We are not very good at saying no. Many of us in sales & marketing are people pleasers. We’re in this because we like hanging around other people, talking story, exchanging ideas, pitching other ones, and being sociable people in general. Right? As a result, we find ourselves saying yes to just about everything.
The Boss walks in and she says she has a new project for you that will take about a months’ worth of your full-time attention. You need to lead a small team of 3 toward this new product goal. It’s a stretch, but with your can-do spirit, she trust that you can do it. Your plate is already full like everybody else’s, but you acquiesce and say yes.
Your kid has 6 volleyball games this coming Saturday + Sunday (yes, really: six), and she wants you to be there at all six. You have a promotion-pending project that needs completed by EoD on Monday. You’re behind. You love your kid. You love your job. You even love your Boss. You think if you knock this project out of the park, your promotion is imminent. What do you do?

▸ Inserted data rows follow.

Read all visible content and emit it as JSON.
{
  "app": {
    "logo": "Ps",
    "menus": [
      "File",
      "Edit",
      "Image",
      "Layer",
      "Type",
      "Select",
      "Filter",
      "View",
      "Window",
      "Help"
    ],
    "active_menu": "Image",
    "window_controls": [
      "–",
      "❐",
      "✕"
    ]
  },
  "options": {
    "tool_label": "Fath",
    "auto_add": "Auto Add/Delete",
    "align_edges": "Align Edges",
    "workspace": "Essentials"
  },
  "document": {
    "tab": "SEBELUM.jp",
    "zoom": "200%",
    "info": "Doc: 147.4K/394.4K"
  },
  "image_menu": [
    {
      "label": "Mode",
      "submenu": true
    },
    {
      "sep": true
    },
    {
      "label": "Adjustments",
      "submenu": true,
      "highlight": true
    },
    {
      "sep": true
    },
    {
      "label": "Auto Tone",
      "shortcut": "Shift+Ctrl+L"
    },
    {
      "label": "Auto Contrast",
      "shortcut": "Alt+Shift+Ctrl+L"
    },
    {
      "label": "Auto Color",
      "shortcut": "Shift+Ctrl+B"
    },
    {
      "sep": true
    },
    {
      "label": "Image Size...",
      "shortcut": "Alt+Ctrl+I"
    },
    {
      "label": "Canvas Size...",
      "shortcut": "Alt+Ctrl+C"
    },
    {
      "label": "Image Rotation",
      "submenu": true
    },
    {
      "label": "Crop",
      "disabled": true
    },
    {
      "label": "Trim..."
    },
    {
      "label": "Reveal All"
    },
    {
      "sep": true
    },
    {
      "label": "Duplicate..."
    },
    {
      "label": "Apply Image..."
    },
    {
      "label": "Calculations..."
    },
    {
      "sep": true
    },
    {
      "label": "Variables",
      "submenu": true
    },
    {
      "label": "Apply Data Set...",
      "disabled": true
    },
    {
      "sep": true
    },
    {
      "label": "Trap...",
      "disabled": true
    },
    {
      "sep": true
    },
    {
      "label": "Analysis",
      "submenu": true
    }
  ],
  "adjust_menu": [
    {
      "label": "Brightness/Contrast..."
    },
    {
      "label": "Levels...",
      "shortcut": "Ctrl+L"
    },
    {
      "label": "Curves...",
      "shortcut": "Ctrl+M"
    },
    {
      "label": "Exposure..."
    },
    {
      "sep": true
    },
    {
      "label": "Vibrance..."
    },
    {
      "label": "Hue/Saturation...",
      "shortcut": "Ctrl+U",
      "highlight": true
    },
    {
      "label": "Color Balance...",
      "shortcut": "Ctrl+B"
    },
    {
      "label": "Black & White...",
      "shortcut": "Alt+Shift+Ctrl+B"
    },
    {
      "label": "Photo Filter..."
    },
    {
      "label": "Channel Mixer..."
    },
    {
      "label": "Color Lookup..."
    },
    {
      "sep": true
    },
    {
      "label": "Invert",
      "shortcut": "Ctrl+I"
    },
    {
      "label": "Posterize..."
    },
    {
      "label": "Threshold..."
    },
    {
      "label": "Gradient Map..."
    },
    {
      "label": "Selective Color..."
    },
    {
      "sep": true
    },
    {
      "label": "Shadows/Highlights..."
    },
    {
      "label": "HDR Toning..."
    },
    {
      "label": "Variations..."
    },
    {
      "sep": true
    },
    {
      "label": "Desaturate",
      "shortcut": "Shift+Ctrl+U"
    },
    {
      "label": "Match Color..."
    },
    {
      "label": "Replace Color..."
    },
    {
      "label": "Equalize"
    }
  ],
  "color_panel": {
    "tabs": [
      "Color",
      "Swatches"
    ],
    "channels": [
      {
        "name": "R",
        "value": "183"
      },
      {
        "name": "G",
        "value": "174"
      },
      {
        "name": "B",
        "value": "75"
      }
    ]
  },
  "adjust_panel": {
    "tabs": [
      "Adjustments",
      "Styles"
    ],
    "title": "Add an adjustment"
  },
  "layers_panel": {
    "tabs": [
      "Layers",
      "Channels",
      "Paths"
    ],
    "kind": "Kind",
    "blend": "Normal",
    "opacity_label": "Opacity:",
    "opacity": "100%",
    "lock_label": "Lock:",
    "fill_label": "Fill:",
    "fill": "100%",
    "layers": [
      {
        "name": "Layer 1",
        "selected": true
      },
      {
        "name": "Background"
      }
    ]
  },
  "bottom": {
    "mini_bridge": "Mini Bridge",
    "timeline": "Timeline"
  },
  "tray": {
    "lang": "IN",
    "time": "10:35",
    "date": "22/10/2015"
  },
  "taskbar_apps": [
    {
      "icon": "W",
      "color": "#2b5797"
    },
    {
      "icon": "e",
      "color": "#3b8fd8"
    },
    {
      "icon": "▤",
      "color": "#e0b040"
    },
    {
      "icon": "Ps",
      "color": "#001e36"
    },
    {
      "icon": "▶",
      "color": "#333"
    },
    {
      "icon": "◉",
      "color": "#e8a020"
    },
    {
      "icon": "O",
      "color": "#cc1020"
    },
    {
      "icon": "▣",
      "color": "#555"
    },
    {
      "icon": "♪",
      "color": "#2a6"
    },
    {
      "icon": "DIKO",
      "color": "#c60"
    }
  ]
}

Your customer in Southern California loves you. She is having an open house / get together at her new branch location in San Diego County, and wants you there. (Only you.) Your 4 year old daughter has a Christmas pageant on the exact same day as the open house and there is no way for you to be at both simultaneously. Whom do you say yes to?
These scenarios are common among busy professionals, especially those who live in an airplane as the home away from home. These are the tradeoffs we all have to make. These are the tough decisions that only have a right answer for you. Where are you at right now? Who are you today? How do you want to show up today? What are your values? What do you hold in the highest regard? It is always best to let our values guide our decision-making. What is most important right now? Who is most important right now?
Business philosopher Jim Rohn has a wonderful, yet harsh coaching axiom:
“Clean up your neglect.”
As humans, we all have neglect in our lives. Things and people we’ve ignored either accidentally or intentionally. Neglect happens. Especially when we’re all too busy, hey, quick-gotta-go-, Gee-look-at-the-time-, busy-busy-busy people. Neglect reminds us that busy can be a festering problem.
Like an open wound, neglect gets worse. Worse in our minds. Worse in our psyche. Worse in our emotional makeup. Worse for our spirit. Sure, we can choose to ignore it, to further compartmentalize it, to deny its existence. Only none of these mind tricks make it go away. There is no bliss in this ignorance.
So, what do we do? How do we deal with this neglect in our lives when we’ve chosen to ignore it for so long? We decide to face it — head-on. We take it on like the protagonist takes on the antagonist at the climax of a movie. The way Batman takes on the Joker. The way Superman takes on Lex Luther. The way the Avengers take on whatever sinister force they take on next. And they employ blunt force with Superhero Strength & Might.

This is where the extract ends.